Your active participation is important to ensure a fair and transparent review process.
Thank you again for your valuable service.
Best regards, AC
Dear Reviewer,
Thank you again for your thoughtful review. We wanted to kindly remind you that we have provided detailed responses to your concerns in the rebuttal. As the rebuttal phase is ending soon, we would greatly appreciate it if you could take a moment to review our responses and share any follow-up comments.

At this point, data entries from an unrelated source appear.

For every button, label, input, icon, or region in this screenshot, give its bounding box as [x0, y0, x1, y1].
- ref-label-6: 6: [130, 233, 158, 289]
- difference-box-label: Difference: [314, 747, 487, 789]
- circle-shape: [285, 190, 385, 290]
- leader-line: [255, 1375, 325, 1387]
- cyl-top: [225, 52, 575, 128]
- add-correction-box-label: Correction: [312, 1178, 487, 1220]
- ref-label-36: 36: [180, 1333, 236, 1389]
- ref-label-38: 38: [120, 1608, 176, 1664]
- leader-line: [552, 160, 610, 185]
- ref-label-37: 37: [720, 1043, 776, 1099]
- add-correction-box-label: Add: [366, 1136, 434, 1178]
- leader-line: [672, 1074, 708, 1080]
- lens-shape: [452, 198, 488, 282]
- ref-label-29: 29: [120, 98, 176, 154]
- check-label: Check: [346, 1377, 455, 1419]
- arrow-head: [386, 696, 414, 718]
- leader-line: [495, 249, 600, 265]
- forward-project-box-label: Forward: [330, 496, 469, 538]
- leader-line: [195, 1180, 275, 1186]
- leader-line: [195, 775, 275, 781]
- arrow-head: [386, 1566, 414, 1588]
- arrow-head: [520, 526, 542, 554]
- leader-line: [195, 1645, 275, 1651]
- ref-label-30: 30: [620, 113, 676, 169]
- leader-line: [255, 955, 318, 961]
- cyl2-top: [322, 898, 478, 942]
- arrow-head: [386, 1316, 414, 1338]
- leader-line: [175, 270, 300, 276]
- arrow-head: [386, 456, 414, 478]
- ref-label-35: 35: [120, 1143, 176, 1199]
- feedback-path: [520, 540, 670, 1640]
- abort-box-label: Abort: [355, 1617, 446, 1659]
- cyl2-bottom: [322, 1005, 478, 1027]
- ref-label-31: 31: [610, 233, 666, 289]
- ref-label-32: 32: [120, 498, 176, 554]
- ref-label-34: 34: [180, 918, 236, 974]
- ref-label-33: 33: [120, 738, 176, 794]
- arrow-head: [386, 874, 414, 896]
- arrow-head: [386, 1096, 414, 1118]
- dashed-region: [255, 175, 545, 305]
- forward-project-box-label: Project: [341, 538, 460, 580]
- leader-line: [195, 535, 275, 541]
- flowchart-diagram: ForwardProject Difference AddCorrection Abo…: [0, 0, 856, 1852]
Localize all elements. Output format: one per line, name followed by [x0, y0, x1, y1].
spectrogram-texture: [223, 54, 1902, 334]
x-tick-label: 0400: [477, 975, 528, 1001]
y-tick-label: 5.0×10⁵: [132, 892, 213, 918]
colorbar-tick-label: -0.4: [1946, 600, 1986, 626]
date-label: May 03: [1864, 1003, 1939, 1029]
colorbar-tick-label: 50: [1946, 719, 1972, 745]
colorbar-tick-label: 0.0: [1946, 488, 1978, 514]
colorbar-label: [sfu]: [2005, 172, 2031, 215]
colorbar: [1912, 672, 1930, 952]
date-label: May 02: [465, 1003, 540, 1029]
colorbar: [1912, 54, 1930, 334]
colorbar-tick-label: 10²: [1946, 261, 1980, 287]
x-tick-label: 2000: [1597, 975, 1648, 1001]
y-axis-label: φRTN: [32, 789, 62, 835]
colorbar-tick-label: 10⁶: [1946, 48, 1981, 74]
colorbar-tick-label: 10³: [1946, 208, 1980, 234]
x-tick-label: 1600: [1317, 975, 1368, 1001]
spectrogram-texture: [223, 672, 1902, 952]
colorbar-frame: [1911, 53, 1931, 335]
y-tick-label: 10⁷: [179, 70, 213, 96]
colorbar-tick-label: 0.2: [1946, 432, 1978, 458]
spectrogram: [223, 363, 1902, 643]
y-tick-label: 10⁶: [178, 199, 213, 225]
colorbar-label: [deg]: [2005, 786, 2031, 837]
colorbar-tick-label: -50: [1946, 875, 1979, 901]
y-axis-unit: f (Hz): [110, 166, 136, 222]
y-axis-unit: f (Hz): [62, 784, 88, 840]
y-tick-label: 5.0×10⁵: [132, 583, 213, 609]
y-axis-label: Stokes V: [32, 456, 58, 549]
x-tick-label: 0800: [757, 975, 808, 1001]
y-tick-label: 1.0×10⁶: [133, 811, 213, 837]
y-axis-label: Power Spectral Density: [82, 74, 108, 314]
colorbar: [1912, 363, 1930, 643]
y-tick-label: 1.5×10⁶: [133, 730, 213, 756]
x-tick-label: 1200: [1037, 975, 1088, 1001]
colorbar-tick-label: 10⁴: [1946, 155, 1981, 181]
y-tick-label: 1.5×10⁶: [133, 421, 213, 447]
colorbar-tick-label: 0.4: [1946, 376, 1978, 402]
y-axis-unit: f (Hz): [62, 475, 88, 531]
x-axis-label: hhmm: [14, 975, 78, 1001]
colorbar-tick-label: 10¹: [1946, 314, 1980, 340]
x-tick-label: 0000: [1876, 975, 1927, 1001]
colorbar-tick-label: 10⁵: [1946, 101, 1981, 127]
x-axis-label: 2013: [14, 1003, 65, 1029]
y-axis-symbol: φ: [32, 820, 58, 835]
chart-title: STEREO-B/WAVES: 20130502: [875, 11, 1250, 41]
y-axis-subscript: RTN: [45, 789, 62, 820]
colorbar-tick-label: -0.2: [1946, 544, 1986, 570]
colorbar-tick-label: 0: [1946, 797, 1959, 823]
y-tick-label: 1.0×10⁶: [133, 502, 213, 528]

Thank you for your time and support.
Dear Reviewers,
This is a quick reminder that the Author-Reviewer Discussion phase (July 31 – Aug 6) is ending soon. Feel free to raise any comments or questions, these can help prompt author responses.
Best, Area Chair
This paper proposes a unified symbolic music framework with a new tokenization scheme (REMI-z) and segment-level reconstruction objective, enabling a single pre-trained model to perform diverse multitrack music arrangement tasks and outperform task-specific baselines.
Comments:
-
Reviewer Xe8N (Final Rating: 4 - Borderline accept): The paper makes a valuable contribution by presenting a unified framework with strong methodology–experiment alignment and reproducibility, though clarifications on task definitions and evaluation design would strengthen it.
-
Reviewer SnRL (Final Rating: 5 - Accept): The work is clearly written, well-organized, and demonstrates thorough ablations and strong results, with the main suggestions being to add stronger baselines and clarify human evaluation.
-
Reviewer FStY (Final Rating: 4 - Borderline accept): The model convincingly supports multiple orchestration scenarios with a single framework, with the only limitation being its current focus on 4/4 time and lack of tempo/time-signature handling.
Meta Comments:
The reviewers agree that the paper is well-written, reproducible, and presents a solid and pragmatic unified framework for multitrack music arrangement, showing consistent improvements and strong potential impact in the symbolic music community. While concerns remain about limited baselines, unclear task definitions, scope of evaluation, and some missing aspects of musical representation (e.g., time signatures, tempo), the strengths outweigh the weaknesses.
Overall, the consensus leans positive, with ratings ranging from borderline accept to accept, leading to an overall decision of acceptance (Poster).